LATTE: Lightweight Attention-based Traffic Accident Anticipation Engine
Jiaxun Zhang, Yanchen Guan, Chengyue Wang, Haicheng Liao, Guohui Zhang, Zhenning Li
TL;DR
LATTE addresses real-time traffic-accident anticipation under edge-computing constraints by integrating four synergistic components: Efficient Multiscale Spatial Aggregation (EMSA) for scalable spatial features, Memory Attention Aggregation (MAA) for memory-efficient temporal modeling, Auxiliary Self-Attention Aggregation (AAA) for extended temporal dependencies, and Flamingo Alert-Assisted System (FAA) for multilingual verbal hazard alerts.
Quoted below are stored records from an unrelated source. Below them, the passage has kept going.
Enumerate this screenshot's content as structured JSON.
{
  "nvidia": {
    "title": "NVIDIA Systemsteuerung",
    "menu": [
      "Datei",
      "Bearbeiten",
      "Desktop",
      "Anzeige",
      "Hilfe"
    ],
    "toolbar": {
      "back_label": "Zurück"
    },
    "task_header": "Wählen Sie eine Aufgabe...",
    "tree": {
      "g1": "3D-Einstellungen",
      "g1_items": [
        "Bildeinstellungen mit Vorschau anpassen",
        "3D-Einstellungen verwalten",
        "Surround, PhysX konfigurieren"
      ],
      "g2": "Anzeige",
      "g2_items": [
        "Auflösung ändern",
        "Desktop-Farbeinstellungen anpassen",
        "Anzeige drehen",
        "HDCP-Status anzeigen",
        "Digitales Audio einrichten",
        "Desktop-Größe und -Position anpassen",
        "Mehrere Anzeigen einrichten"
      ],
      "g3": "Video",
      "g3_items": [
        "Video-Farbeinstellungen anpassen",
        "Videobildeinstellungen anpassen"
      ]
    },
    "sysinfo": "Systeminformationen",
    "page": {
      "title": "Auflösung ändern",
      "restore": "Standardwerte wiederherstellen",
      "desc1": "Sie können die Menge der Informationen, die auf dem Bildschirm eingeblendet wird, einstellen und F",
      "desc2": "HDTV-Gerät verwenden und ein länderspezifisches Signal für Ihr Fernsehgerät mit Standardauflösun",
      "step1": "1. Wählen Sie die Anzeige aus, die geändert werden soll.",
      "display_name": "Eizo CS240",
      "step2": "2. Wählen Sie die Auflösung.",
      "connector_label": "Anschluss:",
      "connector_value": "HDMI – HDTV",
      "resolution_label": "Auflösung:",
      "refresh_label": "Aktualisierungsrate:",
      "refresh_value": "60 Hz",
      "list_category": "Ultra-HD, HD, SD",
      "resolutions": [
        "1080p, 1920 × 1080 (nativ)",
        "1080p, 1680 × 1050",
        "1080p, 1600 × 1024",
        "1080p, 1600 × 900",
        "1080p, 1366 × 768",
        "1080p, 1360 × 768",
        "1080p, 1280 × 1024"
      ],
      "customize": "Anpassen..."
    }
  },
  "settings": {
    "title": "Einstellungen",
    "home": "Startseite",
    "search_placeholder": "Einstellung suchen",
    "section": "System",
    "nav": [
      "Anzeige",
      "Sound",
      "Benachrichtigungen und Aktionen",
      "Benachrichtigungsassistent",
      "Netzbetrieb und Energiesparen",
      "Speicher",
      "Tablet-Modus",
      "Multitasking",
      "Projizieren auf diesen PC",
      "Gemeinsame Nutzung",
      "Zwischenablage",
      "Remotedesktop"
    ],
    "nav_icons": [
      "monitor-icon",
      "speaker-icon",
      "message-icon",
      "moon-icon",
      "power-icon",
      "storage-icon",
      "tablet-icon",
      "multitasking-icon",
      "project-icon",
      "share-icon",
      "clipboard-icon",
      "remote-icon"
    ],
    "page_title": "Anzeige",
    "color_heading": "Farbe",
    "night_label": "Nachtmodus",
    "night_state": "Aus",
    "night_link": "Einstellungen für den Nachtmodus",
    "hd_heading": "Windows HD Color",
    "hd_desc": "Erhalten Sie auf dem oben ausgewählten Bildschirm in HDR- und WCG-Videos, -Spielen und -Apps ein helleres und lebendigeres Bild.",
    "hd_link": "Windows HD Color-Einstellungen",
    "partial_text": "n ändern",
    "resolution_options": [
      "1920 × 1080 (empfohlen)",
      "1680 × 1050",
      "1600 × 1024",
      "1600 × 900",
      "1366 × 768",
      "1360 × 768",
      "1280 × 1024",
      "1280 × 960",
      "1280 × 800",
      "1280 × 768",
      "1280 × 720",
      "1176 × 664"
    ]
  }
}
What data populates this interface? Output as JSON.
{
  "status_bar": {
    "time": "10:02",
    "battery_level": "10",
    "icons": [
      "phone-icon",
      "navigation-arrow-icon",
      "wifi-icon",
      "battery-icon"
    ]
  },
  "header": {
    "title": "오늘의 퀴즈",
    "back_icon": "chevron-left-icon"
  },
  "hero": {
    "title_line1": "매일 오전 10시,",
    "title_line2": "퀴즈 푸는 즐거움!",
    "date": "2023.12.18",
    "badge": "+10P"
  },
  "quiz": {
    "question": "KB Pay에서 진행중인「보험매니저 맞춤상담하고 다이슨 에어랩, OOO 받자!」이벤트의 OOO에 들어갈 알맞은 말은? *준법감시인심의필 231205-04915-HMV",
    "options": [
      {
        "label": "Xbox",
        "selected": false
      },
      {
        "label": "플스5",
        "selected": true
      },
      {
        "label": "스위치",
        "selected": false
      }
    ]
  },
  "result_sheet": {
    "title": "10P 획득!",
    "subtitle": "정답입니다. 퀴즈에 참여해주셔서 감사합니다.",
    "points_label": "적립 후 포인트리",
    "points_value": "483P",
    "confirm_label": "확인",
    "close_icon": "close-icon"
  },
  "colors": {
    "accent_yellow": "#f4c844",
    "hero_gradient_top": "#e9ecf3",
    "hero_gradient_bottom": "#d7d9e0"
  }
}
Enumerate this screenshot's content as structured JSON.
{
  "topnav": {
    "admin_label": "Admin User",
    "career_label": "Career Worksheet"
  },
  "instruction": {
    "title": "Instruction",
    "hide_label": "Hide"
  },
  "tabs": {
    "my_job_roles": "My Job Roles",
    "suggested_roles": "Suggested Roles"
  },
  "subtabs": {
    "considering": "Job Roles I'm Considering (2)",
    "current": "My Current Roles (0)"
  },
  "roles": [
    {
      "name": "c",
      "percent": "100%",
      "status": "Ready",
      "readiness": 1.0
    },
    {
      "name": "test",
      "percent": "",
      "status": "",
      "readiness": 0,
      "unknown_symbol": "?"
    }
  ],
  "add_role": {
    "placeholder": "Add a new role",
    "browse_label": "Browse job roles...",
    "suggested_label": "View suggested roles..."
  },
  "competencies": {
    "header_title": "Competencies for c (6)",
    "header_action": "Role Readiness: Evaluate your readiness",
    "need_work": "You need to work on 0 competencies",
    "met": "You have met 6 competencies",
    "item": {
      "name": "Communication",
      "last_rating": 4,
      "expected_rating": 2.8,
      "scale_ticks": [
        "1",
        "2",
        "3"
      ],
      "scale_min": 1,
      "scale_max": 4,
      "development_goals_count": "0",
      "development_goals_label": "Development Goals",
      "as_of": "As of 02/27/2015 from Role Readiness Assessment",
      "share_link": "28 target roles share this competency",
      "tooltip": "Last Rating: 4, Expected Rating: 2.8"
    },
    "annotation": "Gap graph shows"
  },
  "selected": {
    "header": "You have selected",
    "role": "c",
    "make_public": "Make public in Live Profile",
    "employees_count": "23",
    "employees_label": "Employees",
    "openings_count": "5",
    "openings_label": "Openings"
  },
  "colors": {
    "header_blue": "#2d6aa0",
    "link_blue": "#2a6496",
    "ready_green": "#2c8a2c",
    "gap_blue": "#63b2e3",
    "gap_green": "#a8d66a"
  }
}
A probabilistic frame-level scorer, aided by Bayesian-style uncertainty, informs alerts while a two-tier training loss couples frame-level urgency with video-level semantic alignment. Empirical results on CCD, DAD, and A3D show state-of-the-art predictive performance on DAD (AP ≈ 89.7%), with substantial FLOPs and parameter reductions enabling real-time edge deployment, and robust ablations validating each architectural component. The framework demonstrates meaningful improvements in early warning windows and passenger situational awareness, suggesting practical impact for autonomous- and mixed-traffic safety systems, while outlining future directions for multimodal fusion and domain adaptation to address complex urban driving conditions.
Abstract
Accurately predicting traffic accidents in real-time is a critical challenge in autonomous driving, particularly in resource-constrained environments. Existing solutions often suffer from high computational overhead or fail to adequately address the uncertainty of evolving traffic scenarios. This paper introduces LATTE, a Lightweight Attention-based Traffic Accident Anticipation Engine, which integrates computational efficiency with state-of-the-art performance. LATTE employs Efficient Multiscale Spatial Aggregation (EMSA) to capture spatial features across scales, Memory Attention Aggregation (MAA) to enhance temporal modeling, and Auxiliary Self-Attention Aggregation (AAA) to extract latent dependencies over extended sequences. Additionally, LATTE incorporates the Flamingo Alert-Assisted System (FAA), leveraging a vision-language model to provide real-time, cognitively accessible verbal hazard alerts, improving passenger situational awareness. Evaluations on benchmark datasets (DAD, CCD, A3D) demonstrate LATTE's superior predictive capabilities and computational efficiency. LATTE achieves state-of-the-art 89.74% Average Precision (AP) on DAD benchmark, with 5.4% higher mean Time-To-Accident (mTTA) than the second-best model, and maintains competitive mTTA at a Recall of 80% (TTA@R80) (4.04s) while demonstrating robust accident anticipation across diverse driving conditions. Its lightweight design delivers a 93.14% reduction in floating-point operations (FLOPs) and a 31.58% decrease in parameter count (Params), enabling real-time operation on resource-limited hardware without compromising performance. Ablation studies confirm the effectiveness of LATTE's architectural components, while visualizations and failure case analyses highlight its practical applicability and areas for enhancement.